Re: agcount for 2TB, 4TB and 8TB drives

Avi Kivity <avi@xxxxxxxxxxxx> · Sun, 15 Oct 2017 12:36:03 +0300

On 10/15/2017 01:42 AM, Dave Chinner wrote:
On Fri, Oct 13, 2017 at 11:13:24AM +0300, Avi Kivity wrote:
On 10/11/2017 01:55 AM, Dave Chinner wrote:
On Tue, Oct 10, 2017 at 12:07:42PM +0300, Avi Kivity wrote:
On 10/10/2017 01:03 AM, Dave Chinner wrote:
On 10/09/2017 02:23 PM, Dave Chinner wrote:
On Mon, Oct 09, 2017 at 11:05:56AM +0300, Avi Kivity wrote:
Sure, that might be the IO concurrency the SSD sees and handles, but
you very rarely require that much allocation parallelism in the
workload. Only a small amount of the IO submission path is actually
allocation work, so a single AG can provide plenty of async IO
parallelism before an AG is the limiting factor.
Sure. Can a single AG issue multiple I/Os, or is it single-threaded?
AGs don't issue IO. Applications issue IO, the filesystem allocates
space from AGs according to the write IO that passes through it.
What I meant was I/O in order to satisfy an allocation (read from
the free extent btree or whatever), not the application's I/O.
Once you're in the per-AG allocator context, it is single threaded
until the allocation is complete. We do things like btree block
readahead to minimise IO wait times, but we can't completely hide
things like metadata read Io wait time when it is required to make
progress.
I see, thanks. Will RWF_NOWAIT detect the need to do I/O for the
free space btree, or just contention? (I expect the latter from the
patches I've seen, but perhaps I missed something).
No, it checks at a high level whether allocation is needed (i.e. IO
into a hole) and if allocation is needed, it punts the IO
immediately to the background thread and returns to userspace. i.e.
it never gets near the allocator to begin with....

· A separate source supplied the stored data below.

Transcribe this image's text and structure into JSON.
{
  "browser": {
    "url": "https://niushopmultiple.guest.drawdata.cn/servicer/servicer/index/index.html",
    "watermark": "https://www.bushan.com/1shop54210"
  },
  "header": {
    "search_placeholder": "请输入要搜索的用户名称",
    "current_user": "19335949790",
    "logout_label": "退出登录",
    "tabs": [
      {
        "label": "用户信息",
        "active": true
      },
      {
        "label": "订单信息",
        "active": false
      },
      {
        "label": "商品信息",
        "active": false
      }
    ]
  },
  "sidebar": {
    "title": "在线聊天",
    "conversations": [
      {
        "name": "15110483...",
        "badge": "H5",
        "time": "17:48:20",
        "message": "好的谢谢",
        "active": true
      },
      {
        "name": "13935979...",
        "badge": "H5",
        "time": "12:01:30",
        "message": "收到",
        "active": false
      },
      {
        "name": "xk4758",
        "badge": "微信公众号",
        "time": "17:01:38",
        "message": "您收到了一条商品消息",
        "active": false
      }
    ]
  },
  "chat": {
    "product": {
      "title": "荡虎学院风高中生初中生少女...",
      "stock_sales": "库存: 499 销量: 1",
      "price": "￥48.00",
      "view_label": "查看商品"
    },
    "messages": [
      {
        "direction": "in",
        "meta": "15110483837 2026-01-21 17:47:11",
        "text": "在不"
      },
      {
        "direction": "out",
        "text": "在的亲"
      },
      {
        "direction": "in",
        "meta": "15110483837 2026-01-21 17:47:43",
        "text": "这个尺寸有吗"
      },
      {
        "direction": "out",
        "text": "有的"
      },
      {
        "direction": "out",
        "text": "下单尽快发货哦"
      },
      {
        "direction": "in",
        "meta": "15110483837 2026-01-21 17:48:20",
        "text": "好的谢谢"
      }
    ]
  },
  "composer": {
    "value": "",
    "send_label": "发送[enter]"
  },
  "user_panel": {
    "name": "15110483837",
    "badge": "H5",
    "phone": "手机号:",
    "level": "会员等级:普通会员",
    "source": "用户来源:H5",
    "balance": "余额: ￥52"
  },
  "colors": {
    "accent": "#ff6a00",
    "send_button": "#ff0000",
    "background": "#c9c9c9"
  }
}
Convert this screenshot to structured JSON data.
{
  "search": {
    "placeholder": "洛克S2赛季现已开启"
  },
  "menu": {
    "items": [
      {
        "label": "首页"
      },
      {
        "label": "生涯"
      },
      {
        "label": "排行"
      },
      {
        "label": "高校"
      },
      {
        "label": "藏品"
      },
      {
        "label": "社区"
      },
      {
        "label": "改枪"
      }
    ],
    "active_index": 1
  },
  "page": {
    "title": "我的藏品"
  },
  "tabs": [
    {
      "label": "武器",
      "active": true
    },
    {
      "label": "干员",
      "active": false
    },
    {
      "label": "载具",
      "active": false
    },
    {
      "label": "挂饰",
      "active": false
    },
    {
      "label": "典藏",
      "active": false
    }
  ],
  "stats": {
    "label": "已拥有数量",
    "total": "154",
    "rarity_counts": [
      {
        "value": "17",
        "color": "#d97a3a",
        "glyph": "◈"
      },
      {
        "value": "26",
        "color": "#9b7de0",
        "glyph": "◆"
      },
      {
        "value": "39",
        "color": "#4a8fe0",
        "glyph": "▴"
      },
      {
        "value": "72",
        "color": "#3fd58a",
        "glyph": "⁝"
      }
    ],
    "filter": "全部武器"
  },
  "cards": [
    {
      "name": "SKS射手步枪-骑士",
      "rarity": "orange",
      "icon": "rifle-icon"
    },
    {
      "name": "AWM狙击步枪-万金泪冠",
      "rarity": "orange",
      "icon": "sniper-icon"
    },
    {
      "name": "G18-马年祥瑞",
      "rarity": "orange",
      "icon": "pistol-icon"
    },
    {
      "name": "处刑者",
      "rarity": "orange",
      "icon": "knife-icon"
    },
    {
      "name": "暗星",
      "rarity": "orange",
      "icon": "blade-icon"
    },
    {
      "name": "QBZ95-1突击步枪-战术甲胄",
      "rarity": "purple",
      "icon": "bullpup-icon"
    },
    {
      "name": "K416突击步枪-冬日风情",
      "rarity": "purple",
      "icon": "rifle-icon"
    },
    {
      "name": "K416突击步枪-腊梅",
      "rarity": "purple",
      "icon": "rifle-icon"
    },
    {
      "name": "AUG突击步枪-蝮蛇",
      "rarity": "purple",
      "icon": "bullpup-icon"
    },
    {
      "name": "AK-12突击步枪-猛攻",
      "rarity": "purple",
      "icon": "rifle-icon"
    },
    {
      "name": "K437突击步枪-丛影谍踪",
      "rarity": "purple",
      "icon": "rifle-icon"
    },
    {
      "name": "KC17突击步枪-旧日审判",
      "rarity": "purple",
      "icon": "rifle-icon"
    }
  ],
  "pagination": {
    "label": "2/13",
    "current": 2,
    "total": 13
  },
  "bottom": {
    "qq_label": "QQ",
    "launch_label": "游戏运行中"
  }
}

Interesting, that's both good and bad. Good, because we avoided a 
potential stall. Bad, because if the stall would not actually have 
happened (lock not contended, btree nodes cached) then we got punted to 
the helper thread which is a more expensive path.

In fact we don't even need to try the write, we know that every 
32MB/128k = 256 writes we will hit an allocation. Perhaps we can 
fallocate() the next 32MB chunk while writing to the previous one. If 
fallocate() is fast enough, writes will both never block/fail. If it's 
not, then we'll block/fail, but the likelihood is reduced. We can even 
increase the chunk size if we see we're getting blocked.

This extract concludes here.